The key next steps towards accountability in platform governance are both straightforward and very difficult. Platforms should immediately improve their transparency practices, focusing on how they can help people understand decisions that affect them and their systems as a whole. They should hire human rights lawyers and empower them to review and advise about improving technical features and business practices. Platforms will need to reach out more to others in working through some of the tough decisions they will have to make - they should cultivate stronger relationships with experts, civil society groups, government regulators, and find some new ways to encourage genuine participation from their user communities. The rules that platforms develop should be clearer and better justified, and they must start to experiment with new systems of independent review and appeals processes that adequately deal with inevitable mistakes.

The second challenge of digital constitutionalism is building enough consensus and enough social pressure to force technology companies to create their own constitutional limits. Rulers usually do not give up power voluntarily. We are at a constitutional moment now, where change might be possible but is by no means guaranteed. For all of us who care about how the internet is governed, now is the time to work together to hold power accountable. We need to make visible the influence that technology companies have on our lives and the influence that others have on them, in turn. We need to trace how governments and private interests regulate how we behave and communicate; what we can see and share; and how we live, love, and work through the technologies that we use.
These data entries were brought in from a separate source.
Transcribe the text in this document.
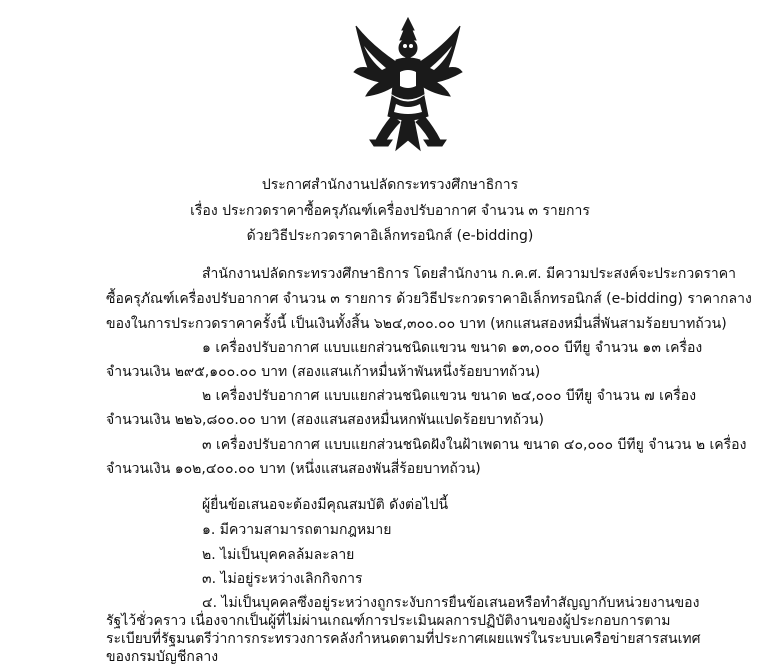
ประกาศสำนักงานปลัดกระทรวงศึกษาธิการ
เรื่อง ประกวดราคาซื้อครุภัณฑ์เครื่องปรับอากาศ จำนวน ๓ รายการ
ด้วยวิธีประกวดราคาอิเล็กทรอนิกส์ (e-bidding)
สำนักงานปลัดกระทรวงศึกษาธิการ โดยสำนักงาน ก.ค.ศ. มีความประสงค์จะประกวดราคา
ซื้อครุภัณฑ์เครื่องปรับอากาศ จำนวน ๓ รายการ ด้วยวิธีประกวดราคาอิเล็กทรอนิกส์ (e-bidding) ราคากลาง
ของในการประกวดราคาครั้งนี้ เป็นเงินทั้งสิ้น ๖๒๔,๓๐๐.๐๐ บาท (หกแสนสองหมื่นสี่พันสามร้อยบาทถ้วน)
๑ เครื่องปรับอากาศ แบบแยกส่วนชนิดแขวน ขนาด ๑๓,๐๐๐ บีทียู จำนวน ๑๓ เครื่อง
จำนวนเงิน ๒๙๕,๑๐๐.๐๐ บาท (สองแสนเก้าหมื่นห้าพันหนึ่งร้อยบาทถ้วน)
๒ เครื่องปรับอากาศ แบบแยกส่วนชนิดแขวน ขนาด ๒๔,๐๐๐ บีทียู จำนวน ๗ เครื่อง
จำนวนเงิน ๒๒๖,๘๐๐.๐๐ บาท (สองแสนสองหมื่นหกพันแปดร้อยบาทถ้วน)
๓ เครื่องปรับอากาศ แบบแยกส่วนชนิดฝังในฝ้าเพดาน ขนาด ๔๐,๐๐๐ บีทียู จำนวน ๒ เครื่อง
จำนวนเงิน ๑๐๒,๔๐๐.๐๐ บาท (หนึ่งแสนสองพันสี่ร้อยบาทถ้วน)
ผู้ยื่นข้อเสนอจะต้องมีคุณสมบัติ ดังต่อไปนี้
๑. มีความสามารถตามกฎหมาย
๒. ไม่เป็นบุคคลล้มละลาย
๓. ไม่อยู่ระหว่างเลิกกิจการ
๔. ไม่เป็นบุคคลซึ่งอยู่ระหว่างถูกระงับการยื่นข้อเสนอหรือทำสัญญากับหน่วยงานของรัฐไว้ชั่วคราว เนื่องจากเป็นผู้ที่ไม่ผ่านเกณฑ์การประเมินผลการปฏิบัติงานของผู้ประกอบการตามระเบียบที่รัฐมนตรีว่าการกระทรวงการคลังกำหนดตามที่ประกาศเผยแพร่ในระบบเครือข่ายสารสนเทศของกรมบัญชีกลาง
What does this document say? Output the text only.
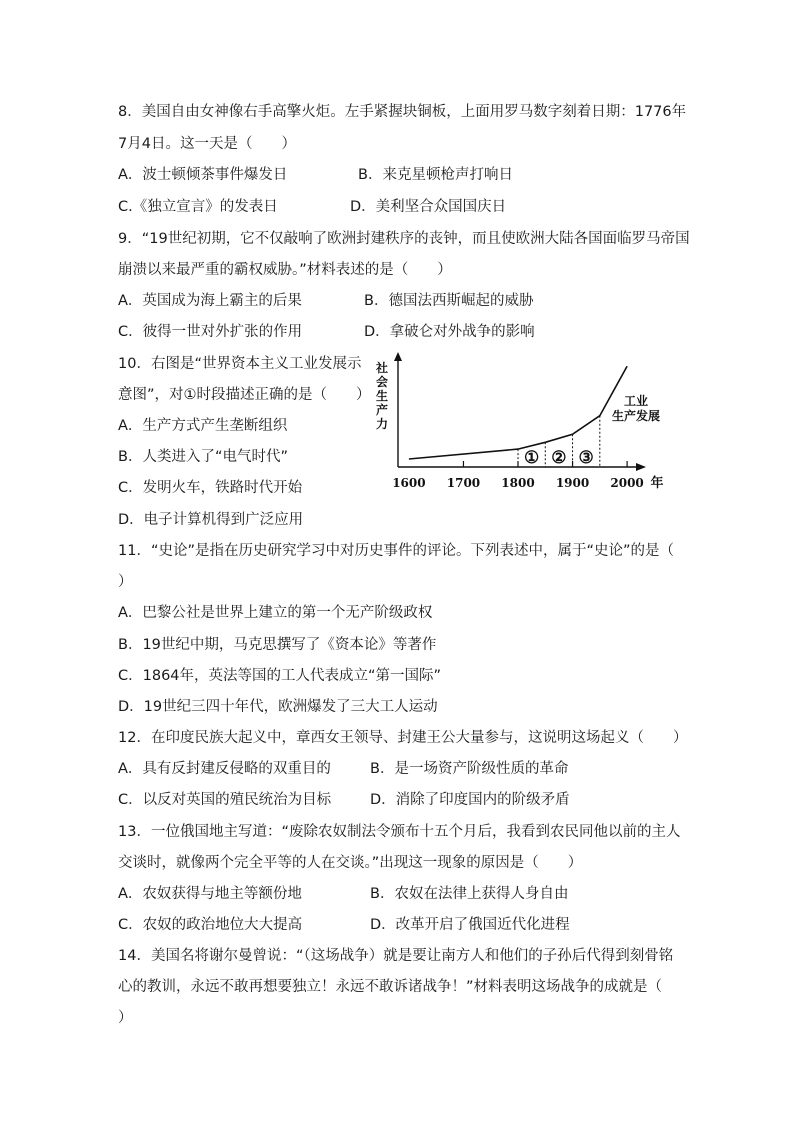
8．美国自由女神像右手高擎火炬。左手紧握块铜板，上面用罗马数字刻着日期：1776年
7月4日。这一天是（　　）
A．波士顿倾茶事件爆发日	B．来克星顿枪声打响日
C.《独立宣言》的发表日	D．美利坚合众国国庆日
9．“19世纪初期，它不仅敲响了欧洲封建秩序的丧钟，而且使欧洲大陆各国面临罗马帝国
崩溃以来最严重的霸权威胁。”材料表述的是（　　）
A．英国成为海上霸主的后果	B．德国法西斯崛起的威胁
C．彼得一世对外扩张的作用	D．拿破仑对外战争的影响
10．右图是“世界资本主义工业发展示
意图”，对①时段描述正确的是（　　）
A．生产方式产生垄断组织
B．人类进入了“电气时代”
C．发明火车，铁路时代开始
D．电子计算机得到广泛应用
社会生产力
年
1600 1700 1800 1900 2000
① ② ③
工业
生产发展
11．“史论”是指在历史研究学习中对历史事件的评论。下列表述中，属于“史论”的是（
）
A．巴黎公社是世界上建立的第一个无产阶级政权
B．19世纪中期，马克思撰写了《资本论》等著作
C．1864年，英法等国的工人代表成立“第一国际”
D．19世纪三四十年代，欧洲爆发了三大工人运动
12．在印度民族大起义中，章西女王领导、封建王公大量参与，这说明这场起义（　　）
A．具有反封建反侵略的双重目的	B．是一场资产阶级性质的革命
C．以反对英国的殖民统治为目标	D．消除了印度国内的阶级矛盾
13．一位俄国地主写道：“废除农奴制法令颁布十五个月后，我看到农民同他以前的主人
交谈时，就像两个完全平等的人在交谈。”出现这一现象的原因是（　　）
A．农奴获得与地主等额份地	B．农奴在法律上获得人身自由
C．农奴的政治地位大大提高	D．改革开启了俄国近代化进程
14．美国名将谢尔曼曾说：“（这场战争）就是要让南方人和他们的子孙后代得到刻骨铭
心的教训，永远不敢再想要独立！永远不敢诉诸战争！”材料表明这场战争的成就是（
）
For those of us who are academic researchers, this means we need to devise new research methods that can help us understand complex regulatory systems, made up of human and technical components, at massive scales, over time, and across national borders and platform boundaries. For this we will need better data, and we should be working with technology companies and governments to ensure that good data is made available and accessible for ongoing research. We will also need new theory to understand how power can and should be held to account in a decentralized environment.

And then we will need to mobilize. We will need to seize this moment to marshal and coordinate pressure on technology companies to fundamentally change their cultures - to recognize that, as powerful governors of our social lives, they owe us real accountability. At the same time, we need to resist the efforts of governments around the world to introduce new restrictions that unjustifiably limit our freedoms or threaten the conditions for autonomy and innovation that make the internet so great.
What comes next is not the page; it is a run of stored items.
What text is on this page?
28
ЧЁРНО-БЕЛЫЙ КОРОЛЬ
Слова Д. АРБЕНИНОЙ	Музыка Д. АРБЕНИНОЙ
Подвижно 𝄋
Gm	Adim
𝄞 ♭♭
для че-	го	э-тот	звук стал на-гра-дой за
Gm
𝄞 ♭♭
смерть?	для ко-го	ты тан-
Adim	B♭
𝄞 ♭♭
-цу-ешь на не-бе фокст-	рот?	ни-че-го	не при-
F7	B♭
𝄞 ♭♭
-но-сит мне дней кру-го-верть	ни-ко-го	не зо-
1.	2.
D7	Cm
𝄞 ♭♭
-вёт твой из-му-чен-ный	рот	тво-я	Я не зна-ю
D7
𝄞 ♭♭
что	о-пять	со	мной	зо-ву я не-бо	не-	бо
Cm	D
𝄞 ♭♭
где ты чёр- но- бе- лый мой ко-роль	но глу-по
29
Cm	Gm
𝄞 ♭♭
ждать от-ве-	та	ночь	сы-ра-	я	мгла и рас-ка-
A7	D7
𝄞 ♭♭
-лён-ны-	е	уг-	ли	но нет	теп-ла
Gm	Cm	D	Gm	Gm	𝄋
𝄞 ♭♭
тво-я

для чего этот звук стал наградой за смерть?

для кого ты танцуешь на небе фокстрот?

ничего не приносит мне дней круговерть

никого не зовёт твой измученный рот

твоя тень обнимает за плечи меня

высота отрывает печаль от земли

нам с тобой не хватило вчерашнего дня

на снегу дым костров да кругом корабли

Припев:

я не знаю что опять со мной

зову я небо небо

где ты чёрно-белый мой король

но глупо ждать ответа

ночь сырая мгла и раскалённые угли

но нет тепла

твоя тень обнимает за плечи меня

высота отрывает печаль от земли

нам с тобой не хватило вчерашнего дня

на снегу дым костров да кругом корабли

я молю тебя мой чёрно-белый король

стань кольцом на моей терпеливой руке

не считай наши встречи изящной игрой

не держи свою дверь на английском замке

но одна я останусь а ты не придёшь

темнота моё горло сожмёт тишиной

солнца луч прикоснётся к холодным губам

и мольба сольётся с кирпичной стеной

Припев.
All of this means that we need new collaborations. We do not yet have the institutions that are able to regularly and consistently hold power to account at scale. A digital constitutionalism requires not just change from platforms, but new structures that can monitor compliance, continue to exert pressure, and address wrongdoing. There is a role for courts and legislatures here, but there is also a need for new institutions that can more effectively marshal social pressure in day to day governance where the legal system is too cumbersome. These new institutions require some imagination - we will have to invent them. Academics, activists, journalists, will have to work together to engage tech companies, governments, and concerned users. As for concerned users, it’s easy to feel disempowered, but there is great power in collective action. For all of us, it’s time to participate in the emerging debates about how we want our shared social spaces to be governed, to make our concerns heard to governments and technology companies, and to lend our support to the activists and the civil society organizations fighting for our freedoms.

Achieving real change is not going to be easy, but what is at stake is the possibility of constructing an internet that is vibrant, diverse, and accountable. There’s a lot of work ahead of us, but never has there been a better opportunity to make serious change than now.